Here I think it is crucial that not only public-interest civil society, but also academics and politicians, start to play a much more active role in asking about the power structures and political entanglements shaping these global health initiatives. For example, how did the German government-Gates Foundation MOU come about in the first place? Who has helped shepherd and legitimize this and other such arrangements?

Q. Shouldn't we feel thankful that the Gates Foundation and other private actors support the WHO? What is wrong with their commitment?

Virtually all private donations have strings attached – that is, as mentioned earlier, they stipulate that their money go to particular activities and usually promote public-private hybrid approaches to these activities. The agendas of private actors thus increasingly shape public spending as well, even though private actors have no public accountability. Philanthropic donations in most countries are tax-free, meaning that the public subsidizes this spending without having a say in it. Even when private actors articulate a discourse of equity and human rights, they are often pushing a self-interested agenda. Most important is the influence of private actors in setting policies and priorities that (deliberately) do not address the fundamental problems of privatization, deregulation, and transfer of resources from the public to the private sector, which together are jeopardizing health. Ultimately this results in skewed power – favoring private agendas over the people’s health and well-being. Many people seem to be blind to this.
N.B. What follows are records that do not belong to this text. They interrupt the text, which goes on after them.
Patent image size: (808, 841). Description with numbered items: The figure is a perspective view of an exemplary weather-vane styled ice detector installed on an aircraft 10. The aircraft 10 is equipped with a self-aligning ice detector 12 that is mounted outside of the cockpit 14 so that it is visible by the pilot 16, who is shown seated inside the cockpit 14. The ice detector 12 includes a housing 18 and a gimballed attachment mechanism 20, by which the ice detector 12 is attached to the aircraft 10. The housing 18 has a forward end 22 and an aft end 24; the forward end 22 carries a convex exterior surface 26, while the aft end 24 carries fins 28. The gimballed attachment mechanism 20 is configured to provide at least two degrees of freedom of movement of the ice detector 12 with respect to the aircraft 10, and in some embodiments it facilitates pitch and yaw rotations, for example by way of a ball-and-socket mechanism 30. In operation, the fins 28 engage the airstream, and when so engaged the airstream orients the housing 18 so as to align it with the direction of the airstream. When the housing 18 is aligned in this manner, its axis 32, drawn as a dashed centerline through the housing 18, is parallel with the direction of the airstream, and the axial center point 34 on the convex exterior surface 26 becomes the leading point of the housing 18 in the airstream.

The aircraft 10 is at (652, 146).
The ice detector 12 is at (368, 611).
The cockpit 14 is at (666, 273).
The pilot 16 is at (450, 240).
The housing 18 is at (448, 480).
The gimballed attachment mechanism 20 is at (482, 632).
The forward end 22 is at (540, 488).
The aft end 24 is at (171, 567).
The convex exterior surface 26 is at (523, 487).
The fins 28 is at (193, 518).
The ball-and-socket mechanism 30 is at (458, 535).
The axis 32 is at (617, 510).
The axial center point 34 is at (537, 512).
Q. 40 years back the member states of WHO committed themselves in the Alma Ata Declaration to Health as a Human Right and a Question of Equity, Equality and Participation. What remains today from this groundbreaking declaration?

A: People’s support for it and activists’ and professionals’ commitment to it. The Alma-Ata Declaration, with its advocacy of a New International Economic Order, remains, four decades later, the most widely supported statement of health justice.

But we must remain vigilant to cooptation. For example Alma-Ata’s <health for all> slogan has been appropriated by the current movement for Universal Health Coverage (UHC). Existing approaches to UHC, for instance, have not only left the door wide open for private profiteering, but do not address key issues of comprehensiveness and health equity. So it is not clear how UHC will fundamentally address poverty and ill health in the way that the Alma-Ata Declaration envisioned.

Q: What are the main challenges for a global health movement struggling for health as a human right?

A: The power of private interests. The lack of bona fide democracy and accountability in agenda setting for health. The very limited space for social movements and public-interest civil society to be part of global health decisionmaking.

Interview: Anne Jung, Global Health Adviser Medico international.